WORLD> America
High gas prices drive down traffic fatalities in US
(Agencies)
Updated: 2008-08-25 17:00

Experts who have studied motor vehicle fatality trends said one reason for the dramatic decline is that people are reducing their nonessential driving first, which is often leisure driving at night or on weekends. That also happens to be riskier than daylight commuting on congested highways at lower speeds.

Teenage and elderly drivers, who also have higher accident rates, are more likely to feel the pinch of higher gas prices, and thus may be cutting back more than other drivers. Federal data also shows that driving declines have been more dramatic on rural roads, which have higher accident rates than urban highways.

And, some drivers are simply trying to save on gas by slowing down, which also decreases risk.

"It's really very interesting that with all these efforts that have gone into building safer highways, safer cars, better enforcement ... this really dramatic change we're seeing is due to economics, to the price of gasoline," said Paul Fischbeck, director of Center for the Study and Improvement of Regulation at Carnegie Mellon University.

The impact of high gas prices appears to extend well beyond traffic fatalities, also reshaping the way in which Americans travel and where they choose to live. Public transit, from trains to buses, is enjoying a revival.

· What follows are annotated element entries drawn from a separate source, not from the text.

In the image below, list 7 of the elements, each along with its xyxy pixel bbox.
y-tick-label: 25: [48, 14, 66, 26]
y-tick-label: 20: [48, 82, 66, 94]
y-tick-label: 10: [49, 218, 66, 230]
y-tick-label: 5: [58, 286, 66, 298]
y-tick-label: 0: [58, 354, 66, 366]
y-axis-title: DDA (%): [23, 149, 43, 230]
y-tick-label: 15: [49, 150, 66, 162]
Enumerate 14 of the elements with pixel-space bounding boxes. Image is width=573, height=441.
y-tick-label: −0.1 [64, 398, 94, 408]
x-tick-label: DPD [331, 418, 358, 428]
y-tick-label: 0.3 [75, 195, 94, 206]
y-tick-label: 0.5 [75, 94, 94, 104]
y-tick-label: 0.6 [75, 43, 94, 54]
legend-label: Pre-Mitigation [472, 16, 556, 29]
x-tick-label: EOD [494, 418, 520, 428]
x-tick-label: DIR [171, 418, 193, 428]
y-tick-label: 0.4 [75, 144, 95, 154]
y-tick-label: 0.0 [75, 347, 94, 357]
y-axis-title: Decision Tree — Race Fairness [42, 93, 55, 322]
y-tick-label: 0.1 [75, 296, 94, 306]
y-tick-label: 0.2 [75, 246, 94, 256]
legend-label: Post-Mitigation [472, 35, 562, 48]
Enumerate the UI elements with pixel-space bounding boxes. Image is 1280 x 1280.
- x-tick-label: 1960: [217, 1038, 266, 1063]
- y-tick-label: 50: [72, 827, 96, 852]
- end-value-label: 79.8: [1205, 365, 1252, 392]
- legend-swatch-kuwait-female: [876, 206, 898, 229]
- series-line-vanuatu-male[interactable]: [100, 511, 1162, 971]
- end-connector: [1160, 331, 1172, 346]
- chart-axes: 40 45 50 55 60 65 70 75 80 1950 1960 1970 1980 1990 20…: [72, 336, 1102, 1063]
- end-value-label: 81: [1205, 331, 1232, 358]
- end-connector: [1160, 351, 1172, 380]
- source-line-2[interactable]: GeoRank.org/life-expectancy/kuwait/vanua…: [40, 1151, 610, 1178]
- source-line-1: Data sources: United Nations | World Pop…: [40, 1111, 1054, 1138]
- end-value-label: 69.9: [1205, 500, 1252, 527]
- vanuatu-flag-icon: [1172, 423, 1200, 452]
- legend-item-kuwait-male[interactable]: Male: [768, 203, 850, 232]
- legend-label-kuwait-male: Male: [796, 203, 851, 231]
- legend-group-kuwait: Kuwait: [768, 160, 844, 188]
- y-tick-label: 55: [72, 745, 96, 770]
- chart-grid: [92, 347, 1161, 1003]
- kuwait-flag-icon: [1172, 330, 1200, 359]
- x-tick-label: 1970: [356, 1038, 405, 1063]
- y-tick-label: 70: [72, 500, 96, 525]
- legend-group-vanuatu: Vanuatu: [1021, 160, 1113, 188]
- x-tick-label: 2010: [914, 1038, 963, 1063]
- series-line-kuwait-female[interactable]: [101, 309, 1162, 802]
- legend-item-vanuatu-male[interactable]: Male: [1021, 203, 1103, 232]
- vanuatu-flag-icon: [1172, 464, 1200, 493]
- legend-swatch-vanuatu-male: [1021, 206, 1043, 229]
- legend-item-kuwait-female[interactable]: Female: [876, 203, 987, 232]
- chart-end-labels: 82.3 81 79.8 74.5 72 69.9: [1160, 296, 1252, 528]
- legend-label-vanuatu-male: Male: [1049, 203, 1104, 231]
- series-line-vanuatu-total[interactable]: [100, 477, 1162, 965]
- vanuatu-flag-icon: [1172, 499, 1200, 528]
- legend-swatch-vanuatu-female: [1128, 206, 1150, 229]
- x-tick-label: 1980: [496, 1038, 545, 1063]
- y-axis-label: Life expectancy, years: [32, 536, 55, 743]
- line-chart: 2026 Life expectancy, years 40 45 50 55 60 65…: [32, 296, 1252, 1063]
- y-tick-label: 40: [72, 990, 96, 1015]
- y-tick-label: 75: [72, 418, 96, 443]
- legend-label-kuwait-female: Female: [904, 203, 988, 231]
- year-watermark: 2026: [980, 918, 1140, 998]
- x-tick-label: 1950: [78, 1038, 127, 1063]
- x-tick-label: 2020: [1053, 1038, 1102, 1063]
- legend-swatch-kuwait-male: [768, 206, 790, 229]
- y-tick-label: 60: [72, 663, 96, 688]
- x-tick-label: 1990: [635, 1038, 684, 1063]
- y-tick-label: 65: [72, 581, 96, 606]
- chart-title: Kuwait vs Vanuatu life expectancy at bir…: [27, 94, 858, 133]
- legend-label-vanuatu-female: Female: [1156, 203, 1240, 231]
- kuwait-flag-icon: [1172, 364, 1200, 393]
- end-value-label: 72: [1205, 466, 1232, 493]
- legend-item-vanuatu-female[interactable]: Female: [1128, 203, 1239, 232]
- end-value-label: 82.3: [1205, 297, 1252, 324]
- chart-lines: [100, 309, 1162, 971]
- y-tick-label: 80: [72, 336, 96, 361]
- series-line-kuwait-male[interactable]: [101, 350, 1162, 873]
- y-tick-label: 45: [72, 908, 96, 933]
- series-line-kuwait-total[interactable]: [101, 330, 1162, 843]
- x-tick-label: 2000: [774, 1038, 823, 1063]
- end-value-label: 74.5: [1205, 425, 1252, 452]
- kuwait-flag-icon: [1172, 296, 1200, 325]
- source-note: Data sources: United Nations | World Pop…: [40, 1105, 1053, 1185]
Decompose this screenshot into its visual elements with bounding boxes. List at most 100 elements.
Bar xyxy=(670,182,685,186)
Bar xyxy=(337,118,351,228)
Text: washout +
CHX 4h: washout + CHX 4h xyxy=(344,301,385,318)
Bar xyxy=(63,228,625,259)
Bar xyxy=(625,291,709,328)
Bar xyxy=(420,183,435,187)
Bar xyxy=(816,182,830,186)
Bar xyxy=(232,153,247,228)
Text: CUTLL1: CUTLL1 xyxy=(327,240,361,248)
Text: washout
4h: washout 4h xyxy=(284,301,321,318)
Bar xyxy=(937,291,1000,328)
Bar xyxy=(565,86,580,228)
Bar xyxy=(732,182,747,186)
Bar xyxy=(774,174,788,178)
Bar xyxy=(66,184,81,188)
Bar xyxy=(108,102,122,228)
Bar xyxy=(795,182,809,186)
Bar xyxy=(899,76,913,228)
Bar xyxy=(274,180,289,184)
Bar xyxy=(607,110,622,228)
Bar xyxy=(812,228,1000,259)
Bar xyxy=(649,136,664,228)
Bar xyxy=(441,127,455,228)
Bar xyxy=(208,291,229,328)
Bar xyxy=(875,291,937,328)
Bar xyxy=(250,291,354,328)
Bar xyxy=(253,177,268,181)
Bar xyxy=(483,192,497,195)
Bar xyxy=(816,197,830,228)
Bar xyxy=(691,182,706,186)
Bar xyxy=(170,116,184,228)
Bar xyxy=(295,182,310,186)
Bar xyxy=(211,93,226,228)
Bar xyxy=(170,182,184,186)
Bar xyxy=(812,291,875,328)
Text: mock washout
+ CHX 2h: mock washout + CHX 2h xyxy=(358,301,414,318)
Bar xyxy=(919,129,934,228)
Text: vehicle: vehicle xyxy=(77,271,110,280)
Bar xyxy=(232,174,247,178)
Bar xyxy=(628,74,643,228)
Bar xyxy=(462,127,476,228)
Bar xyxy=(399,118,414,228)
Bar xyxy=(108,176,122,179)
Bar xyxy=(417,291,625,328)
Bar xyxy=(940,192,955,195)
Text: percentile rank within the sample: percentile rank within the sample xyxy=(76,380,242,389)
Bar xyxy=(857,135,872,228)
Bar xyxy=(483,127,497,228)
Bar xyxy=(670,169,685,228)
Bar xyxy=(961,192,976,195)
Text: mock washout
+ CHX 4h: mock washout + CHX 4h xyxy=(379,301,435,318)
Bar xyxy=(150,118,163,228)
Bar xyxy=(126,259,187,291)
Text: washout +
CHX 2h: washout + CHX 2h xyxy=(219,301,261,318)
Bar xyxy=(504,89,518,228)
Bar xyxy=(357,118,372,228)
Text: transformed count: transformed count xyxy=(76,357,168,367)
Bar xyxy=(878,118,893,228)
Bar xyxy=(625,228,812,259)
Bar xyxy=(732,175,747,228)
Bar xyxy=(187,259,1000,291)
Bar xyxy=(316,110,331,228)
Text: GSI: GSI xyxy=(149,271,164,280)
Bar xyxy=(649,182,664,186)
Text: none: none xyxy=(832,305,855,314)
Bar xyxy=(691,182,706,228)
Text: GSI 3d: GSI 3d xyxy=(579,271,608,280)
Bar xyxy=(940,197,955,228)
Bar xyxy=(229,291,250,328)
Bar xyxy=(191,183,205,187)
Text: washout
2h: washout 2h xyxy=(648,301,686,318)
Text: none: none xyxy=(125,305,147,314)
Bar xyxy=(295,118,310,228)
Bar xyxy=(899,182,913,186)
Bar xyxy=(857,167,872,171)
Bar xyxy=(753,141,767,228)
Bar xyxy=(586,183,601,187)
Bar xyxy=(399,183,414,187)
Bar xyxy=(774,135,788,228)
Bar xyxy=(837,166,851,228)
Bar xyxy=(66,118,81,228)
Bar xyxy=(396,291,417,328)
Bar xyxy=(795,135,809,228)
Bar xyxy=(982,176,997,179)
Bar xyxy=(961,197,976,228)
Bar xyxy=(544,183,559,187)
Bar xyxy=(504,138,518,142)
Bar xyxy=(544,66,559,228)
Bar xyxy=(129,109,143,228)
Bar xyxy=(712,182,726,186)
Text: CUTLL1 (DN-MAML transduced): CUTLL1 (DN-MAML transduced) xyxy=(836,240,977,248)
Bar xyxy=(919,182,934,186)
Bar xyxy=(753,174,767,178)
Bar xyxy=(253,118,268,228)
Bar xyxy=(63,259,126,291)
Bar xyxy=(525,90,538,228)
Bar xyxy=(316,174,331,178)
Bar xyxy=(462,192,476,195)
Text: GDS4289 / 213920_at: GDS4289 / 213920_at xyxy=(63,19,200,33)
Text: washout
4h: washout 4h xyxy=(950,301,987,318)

Amtrak, the passenger rail service that once struggled to attract riders, is now so popular it may soon not have enough trains to meet demand.

The increased cost of commuting to work by car is making close-in urban neighborhoods more attractive, accelerating a shift away from suburbs on the fringes of metropolitan areas, neighborhoods that have already been battered by the mortgage credit crisis.

"This is really the first time since the 1970s that people are thinking about driving and about what is the cost of an individual trip," said Mark Vitner, a senior economist at Wachovia.

Christopher B. Leinberger, a visiting fellow at the Brookings Institution and an expert on metropolitan development trends, predicts that in many metropolitan areas fringe suburbs will become tomorrow's slums, while walkable neighborhoods close to employment and city amenities become more desirable because of a variety of demographic changes that have been under way for several years.

High gasoline prices that drive up the cost of commuting by car "will just accelerate that," Leinberger said.